I have been diagnosed with PsA since october 2016. I consider myself very lucky since I do not have psoriasis myself but it runs in my family.
I do have the -arthritis part- my fingers, neck and now my feet!
At the beggining, I was on MTX and Plaquenil. Within 4 months I had a huge reaction to Plaquenil. To Otezla I went! Now Otezla is starting to have a hard time doing it’s job. Both meds did a good job at the first but it never took away ALL the pain!
I went to my rhumy and he told me that I might have to go on Biologics.
My question is; How do you feel when you are on Biologics? With time we learn to live with pain and it’s like I can’t remember how it feels to -feel good- I guess? Or feeling -normal-? Does it take away all the pain?
I don’t know if I make any sense with my questions but I would really appreciate your thoughts on this!
Hi Nadia! I’ve been on a biologic for 4 years now. It hasn’t gotten me to perfect, but it’s certainly helped. I thought mine was pooping out on me, but then I had to be off it for about a month. The difference was noticeable. I’m hoping to get a good long run on this first biologic.
I think the answer I’d give is that biologics are the gold standard treatment for PsA and therefore provide the best chance of avoiding (painful) joint damage.
As to whether or not biologics take away pain, I think that is a complicated question. We are all different, we all respond differently to treatment. Undoubtedly the worst pain I’ve had has come from swollen joints and as Humira has dealt with swelling very well indeed, the pain has lessened considerably.
I don’t think biologics are known for preventing pain per se, they are not pain killers. And there must be so many different reasons for pain. I always recommend exercise as a very good way of minimising and relieving pain. However I do realise that that can sound insensitive because I don’t know how mobile you are or indeed whether you exercise already. Additionally, of course, people who have very busy lives can find it difficult to make time for themselves in this way. Nonetheless, I suspect that the role of movement, physio, exercise in controlling pain is still something that many of us underestimate.

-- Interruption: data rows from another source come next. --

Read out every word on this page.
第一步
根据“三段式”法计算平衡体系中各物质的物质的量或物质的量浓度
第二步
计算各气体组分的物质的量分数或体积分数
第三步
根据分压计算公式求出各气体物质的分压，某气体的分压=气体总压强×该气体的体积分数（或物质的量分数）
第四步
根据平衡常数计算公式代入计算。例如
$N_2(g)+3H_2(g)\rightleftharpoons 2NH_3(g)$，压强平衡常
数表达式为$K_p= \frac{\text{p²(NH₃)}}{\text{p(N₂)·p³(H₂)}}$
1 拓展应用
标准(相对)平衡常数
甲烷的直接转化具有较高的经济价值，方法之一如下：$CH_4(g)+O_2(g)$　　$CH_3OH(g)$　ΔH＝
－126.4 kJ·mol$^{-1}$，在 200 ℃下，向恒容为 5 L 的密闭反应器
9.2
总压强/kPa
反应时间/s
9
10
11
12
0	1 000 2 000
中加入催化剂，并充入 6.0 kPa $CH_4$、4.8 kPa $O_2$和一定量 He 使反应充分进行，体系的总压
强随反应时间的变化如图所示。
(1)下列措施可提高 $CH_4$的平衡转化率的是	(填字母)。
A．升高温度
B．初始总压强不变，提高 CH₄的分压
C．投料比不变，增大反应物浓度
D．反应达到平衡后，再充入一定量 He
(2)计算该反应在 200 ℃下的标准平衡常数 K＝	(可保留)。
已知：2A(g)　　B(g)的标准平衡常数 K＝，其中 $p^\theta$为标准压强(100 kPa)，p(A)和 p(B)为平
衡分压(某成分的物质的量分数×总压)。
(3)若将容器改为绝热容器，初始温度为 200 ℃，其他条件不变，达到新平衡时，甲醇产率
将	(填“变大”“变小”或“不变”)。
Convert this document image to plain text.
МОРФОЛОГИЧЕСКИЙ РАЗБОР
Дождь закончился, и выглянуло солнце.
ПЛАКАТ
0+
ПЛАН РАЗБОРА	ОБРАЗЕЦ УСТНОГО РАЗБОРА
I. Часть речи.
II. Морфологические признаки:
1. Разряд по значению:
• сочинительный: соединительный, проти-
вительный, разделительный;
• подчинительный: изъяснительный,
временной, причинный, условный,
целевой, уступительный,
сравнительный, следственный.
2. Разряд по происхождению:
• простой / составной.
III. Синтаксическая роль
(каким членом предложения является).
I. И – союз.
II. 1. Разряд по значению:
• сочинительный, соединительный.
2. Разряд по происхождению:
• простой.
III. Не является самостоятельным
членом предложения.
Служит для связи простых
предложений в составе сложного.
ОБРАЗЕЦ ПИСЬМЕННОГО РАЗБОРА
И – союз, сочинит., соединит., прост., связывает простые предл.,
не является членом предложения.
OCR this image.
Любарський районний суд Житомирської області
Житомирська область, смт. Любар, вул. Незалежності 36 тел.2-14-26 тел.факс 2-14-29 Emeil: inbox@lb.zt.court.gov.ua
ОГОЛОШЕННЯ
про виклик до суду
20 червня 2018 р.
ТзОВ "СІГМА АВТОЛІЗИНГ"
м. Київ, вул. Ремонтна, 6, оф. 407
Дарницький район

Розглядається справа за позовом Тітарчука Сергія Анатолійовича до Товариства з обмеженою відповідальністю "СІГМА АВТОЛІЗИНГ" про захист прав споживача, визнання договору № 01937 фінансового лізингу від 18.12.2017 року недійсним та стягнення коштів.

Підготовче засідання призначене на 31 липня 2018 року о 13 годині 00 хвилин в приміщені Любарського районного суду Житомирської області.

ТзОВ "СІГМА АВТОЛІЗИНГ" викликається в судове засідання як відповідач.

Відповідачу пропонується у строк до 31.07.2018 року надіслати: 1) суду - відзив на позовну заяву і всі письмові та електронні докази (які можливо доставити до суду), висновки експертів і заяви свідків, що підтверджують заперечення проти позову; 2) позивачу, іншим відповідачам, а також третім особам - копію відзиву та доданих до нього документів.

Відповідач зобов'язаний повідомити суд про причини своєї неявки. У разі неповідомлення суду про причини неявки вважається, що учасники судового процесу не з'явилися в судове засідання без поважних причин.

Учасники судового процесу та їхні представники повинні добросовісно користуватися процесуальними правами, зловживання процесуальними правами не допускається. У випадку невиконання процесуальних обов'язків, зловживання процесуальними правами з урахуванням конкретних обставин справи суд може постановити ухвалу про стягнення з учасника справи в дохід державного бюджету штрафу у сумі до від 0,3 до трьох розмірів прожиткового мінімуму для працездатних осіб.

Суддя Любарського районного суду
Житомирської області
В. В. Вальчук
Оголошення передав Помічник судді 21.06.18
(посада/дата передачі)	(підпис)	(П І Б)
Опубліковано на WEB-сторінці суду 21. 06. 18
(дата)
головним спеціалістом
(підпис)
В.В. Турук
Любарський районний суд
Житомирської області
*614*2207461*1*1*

Now that my joints are no longer very inflamed, my pain levels would seem to depend entirely on how often I walk, swim, stretch etc. The worst thing for me is doing tasks that require small, repetitive movements over a long period of time e.g. working at a desk or hardcore cooking! And if these activities are punctuated by sitting on the sofa or lying down and nothing else, it’s even worse.
Lecture over. I’d say jump at the chance of the biologic and keep moving, that’s your best chance I reckon!
Interestingly there is some very recent research that is showing TNF alpha to play an important role in pain mediation, and implies that biologics could indeed reduce pain perception, not just from a reduction in clinically observable effects in responders, but also from the biologics interaction with the pain systems.
I think the biologics effects on the inflammatory system are probably everyone’s primary goal, but it’s an interesting aside.
Wow! Thank you so much, all of you, for answering this!
I guess that last appointment with my rhumy just hitted me harder then I thought…the human body and mind are such strong machines and yet so fragile.
Some days you feel like a bulldozer and go through the day like a crazy banshee lol…and the day after you feel like that same bulldozer just crushed you on the ground and you just wanna stay on the sofa!
It’s tough sometimes, when you think of all those things you were able to do by yourself are now blurred memories from the past… I guess my karma for this life is to learn to ask for help! Learning this the hard way lol !
Mid-april will be my next appointment. If he says biologics then I’ll jump off the edge and biologics we will do!